21st March 1981

I have just read chapter 6 of "The Brains of Men and Machines" and come to the conclusion that the mechanism I am designing must have in it the ability to continue the pattern recognition hierarchy on and on forever - grouping symbols and giving it a single symbol identity - using this symbol in a group etc. So the function of short-term memory to do this is most important just as the ability to ungroup a symbol into its components.

20th Apr 1981

There is the need for the retention of a goal state. I have [in my model] an increase in the level of attention-interruption-concentration as a result of a good thought but no remembering of the goal state trying to be achieved - unless that is implicitly stored in the address of execution.

21st May 1981

Need to add inter-modal associations - i.e. between different input sources - touch - sight -sound etc.

 - Generalization and over discrimination requires that objects have a number of properties that are common or different. This implies that a single concept is insufficient for generalization and over discrimination. This means my current model can not generalize.

 - I need an association which is the next sight, next sound, next idea, next output etc. which will attract attention just like the associations already generated. This gives locality of associations - remain in the context of the original cue and help in the sequentialization of the order of doing things.
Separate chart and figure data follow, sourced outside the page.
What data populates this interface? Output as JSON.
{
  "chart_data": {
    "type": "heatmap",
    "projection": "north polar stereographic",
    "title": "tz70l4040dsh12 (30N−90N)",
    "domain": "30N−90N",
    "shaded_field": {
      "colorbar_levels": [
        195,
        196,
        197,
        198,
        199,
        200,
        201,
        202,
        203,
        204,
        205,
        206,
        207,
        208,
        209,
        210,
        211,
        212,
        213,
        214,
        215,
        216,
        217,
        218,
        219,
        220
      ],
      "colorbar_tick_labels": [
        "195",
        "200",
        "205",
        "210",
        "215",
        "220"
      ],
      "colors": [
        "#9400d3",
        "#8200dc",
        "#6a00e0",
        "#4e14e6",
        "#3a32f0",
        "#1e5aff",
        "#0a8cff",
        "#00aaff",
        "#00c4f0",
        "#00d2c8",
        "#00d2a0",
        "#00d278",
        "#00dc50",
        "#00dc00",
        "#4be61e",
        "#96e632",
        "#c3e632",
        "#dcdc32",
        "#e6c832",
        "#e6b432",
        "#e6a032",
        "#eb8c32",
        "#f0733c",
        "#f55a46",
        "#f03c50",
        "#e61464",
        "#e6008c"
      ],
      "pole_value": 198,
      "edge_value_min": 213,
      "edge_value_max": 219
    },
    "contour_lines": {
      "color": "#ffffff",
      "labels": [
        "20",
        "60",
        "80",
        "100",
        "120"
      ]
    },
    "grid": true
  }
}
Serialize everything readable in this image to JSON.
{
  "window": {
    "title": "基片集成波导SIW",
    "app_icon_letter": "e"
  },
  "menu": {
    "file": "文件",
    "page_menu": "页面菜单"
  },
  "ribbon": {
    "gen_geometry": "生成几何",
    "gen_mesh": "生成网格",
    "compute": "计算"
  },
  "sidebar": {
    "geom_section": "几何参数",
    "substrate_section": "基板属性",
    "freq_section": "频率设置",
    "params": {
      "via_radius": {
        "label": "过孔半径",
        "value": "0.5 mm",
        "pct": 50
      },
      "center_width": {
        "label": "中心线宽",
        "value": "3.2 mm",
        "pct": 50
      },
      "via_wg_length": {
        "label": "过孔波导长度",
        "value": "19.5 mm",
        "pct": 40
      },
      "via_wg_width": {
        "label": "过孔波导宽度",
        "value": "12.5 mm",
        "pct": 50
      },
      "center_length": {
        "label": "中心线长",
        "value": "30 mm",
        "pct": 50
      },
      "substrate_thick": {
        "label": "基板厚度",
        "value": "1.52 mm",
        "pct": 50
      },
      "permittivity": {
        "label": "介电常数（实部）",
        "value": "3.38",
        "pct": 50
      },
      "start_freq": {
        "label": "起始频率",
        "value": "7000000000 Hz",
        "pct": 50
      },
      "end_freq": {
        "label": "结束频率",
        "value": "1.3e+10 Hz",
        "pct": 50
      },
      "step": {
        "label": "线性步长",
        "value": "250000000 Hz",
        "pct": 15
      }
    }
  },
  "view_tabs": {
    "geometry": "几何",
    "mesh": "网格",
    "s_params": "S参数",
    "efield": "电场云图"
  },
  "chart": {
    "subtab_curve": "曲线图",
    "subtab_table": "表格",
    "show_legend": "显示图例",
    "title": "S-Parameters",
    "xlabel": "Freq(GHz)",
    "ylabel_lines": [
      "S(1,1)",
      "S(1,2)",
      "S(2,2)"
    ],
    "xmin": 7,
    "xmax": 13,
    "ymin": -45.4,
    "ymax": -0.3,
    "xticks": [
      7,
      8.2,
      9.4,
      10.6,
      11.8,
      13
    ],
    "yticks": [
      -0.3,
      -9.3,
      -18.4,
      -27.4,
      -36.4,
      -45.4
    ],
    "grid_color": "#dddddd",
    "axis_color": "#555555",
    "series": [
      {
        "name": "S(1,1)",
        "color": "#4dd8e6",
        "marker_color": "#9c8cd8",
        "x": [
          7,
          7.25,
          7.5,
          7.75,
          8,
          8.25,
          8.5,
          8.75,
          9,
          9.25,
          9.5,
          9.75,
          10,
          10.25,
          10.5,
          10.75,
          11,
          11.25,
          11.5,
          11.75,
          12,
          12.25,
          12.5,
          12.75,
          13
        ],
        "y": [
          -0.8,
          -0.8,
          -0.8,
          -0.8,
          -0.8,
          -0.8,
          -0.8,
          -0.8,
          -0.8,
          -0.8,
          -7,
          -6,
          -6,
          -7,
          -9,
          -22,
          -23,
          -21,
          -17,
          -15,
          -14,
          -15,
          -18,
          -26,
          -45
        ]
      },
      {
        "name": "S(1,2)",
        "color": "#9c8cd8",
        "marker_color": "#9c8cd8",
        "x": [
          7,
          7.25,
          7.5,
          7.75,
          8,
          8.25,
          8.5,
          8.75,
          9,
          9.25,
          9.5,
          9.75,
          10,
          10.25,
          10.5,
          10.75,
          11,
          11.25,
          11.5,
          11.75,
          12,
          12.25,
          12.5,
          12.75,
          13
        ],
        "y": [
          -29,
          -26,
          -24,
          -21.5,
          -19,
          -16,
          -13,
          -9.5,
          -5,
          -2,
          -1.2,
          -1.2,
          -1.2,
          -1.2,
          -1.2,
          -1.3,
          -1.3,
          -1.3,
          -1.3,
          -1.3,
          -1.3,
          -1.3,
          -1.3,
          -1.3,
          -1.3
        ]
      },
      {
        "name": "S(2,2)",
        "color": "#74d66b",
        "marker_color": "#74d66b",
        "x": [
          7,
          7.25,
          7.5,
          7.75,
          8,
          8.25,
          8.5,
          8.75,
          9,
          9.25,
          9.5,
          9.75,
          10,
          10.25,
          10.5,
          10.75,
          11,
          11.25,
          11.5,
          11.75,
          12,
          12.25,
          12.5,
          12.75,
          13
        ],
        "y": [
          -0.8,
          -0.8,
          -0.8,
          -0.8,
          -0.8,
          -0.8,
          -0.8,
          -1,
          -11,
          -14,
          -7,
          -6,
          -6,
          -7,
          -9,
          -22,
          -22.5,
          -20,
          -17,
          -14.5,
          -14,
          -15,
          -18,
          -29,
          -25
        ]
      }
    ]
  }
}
 - Associations should be made based on the assumption of cause and effect relationship between events.

26th July 1981

Interest is the drive. Interest in what to do (if anything) when situation recognized. Interest in what to do (if anything) when new situation. Therefore a new situation provokes attention - observation - by default second time observed - its familiar probably has an associated input. But that is all (implies it is expecting something) Can do a number of possible things.

             1/ reflexive motor   NO!

 YES! 2/ execute associated input -> listen for it. Expect it.

   If input different - new situation

   If input same as expected - then reflexive motor.

Possible associations (cause and effect)

 - Input associates next Input across any number of thoughts but not intervening Output.

 - Input associates next Output across any number of thoughts but not intervening Input.

 - Output associates next Input across any number of thoughts but not intervening Output.

 - Output associates next Output across any number of thoughts but not intervening Input.

i.e. I associates with next I or O which ever comes 1st.

     O associates with next I or O which ever comes 1st.

 - Rewards / punishments should also halt any further associations.

Thoughts are symbolic manipulation which allows one to model ones environment without suffering the consequences of real life. One can think through a situation sequentially searching for cause and effect and evaluating desirability of actions and consequences before acting.

2nd Aug 1981

Ideas cannot be associated across inputs.

 - The context problem we must resolve is that a resulting input is only associated with an output if the output is done in a specific context i.e. an original input cue.

16th Aug 1981

Thinking is a process to model the external world by going through the conceptual representations (internalized inputs/outputs) and predicting the outcome. Thinking is made up of expectations - predictions based on experience.

 - Presumably when one is thinking and comes across a concept that "has negative connotations" one does not do the actions which would result in it. If one comes across "positive connotations" one would do the actions - starting from the original input that instigated the line of thought.

 - Two modes of thought are executing mode where the thought process exists and one is just following the steps and the other is free thought where associated ideas interrupt the process. One could look upon it as procedures that are continually being perfected.

We currently execute the past experiences even if it was not rewarded. This implies past actions taken were acceptable (not punished) but we are really not furthering our goal by doing this since we are not pursuing interesting things.

Let us reflect on 26th July 1981 some more.

1 New Input - interest

2 Same input - familiar   expecting previous associated input - store idea of input

3 Next input - not familiar - not same as expected before(idea of input) -> interest -> any associated output, input etc. go to 1 or 2

   - same as expected - reflexive motor

4 Same input - familiar - associated output - store idea of output - do it.

   - expecting some input so go to this process #3 - not familiar

 - In this scenario - no punish or reward - always trying new things on environment so never have a repetitive input stream.

 - The same process should apply to thought process.

 New concept - interested

 Same concept - familiar   - expecting previous associated concept

Or should it? Or does it?  The purpose of actions in environment is to be interested in it and adapt to it. In the absence of rewards & punishment the above scenario works - trial and error. The purpose of thought is to model the actions and environment. We must learn to do correct actions and we must learn to think - therefore one must be trying to think - and not repeat unsuccessful thought sequences. Does one learn to think?

No such thing as unsuccessful thought sequence! Is it the content of thinking that is learned or do we learn new + different thinking processes?

 - Thought models environment - Inputs and action - outputs as well as reward/punishment, therefore it models trying to achieve concept of reward and avoid concept of punishment.

 - Go back to process applied to thought!

1 New input idea - interested

2 Same input idea - familiar - possible associated same input

     Or possible associated different input.

  If input idea is same as associated input then look for associated output.

  If input idea different from associated input then store new idea of input, go to 1 or 2.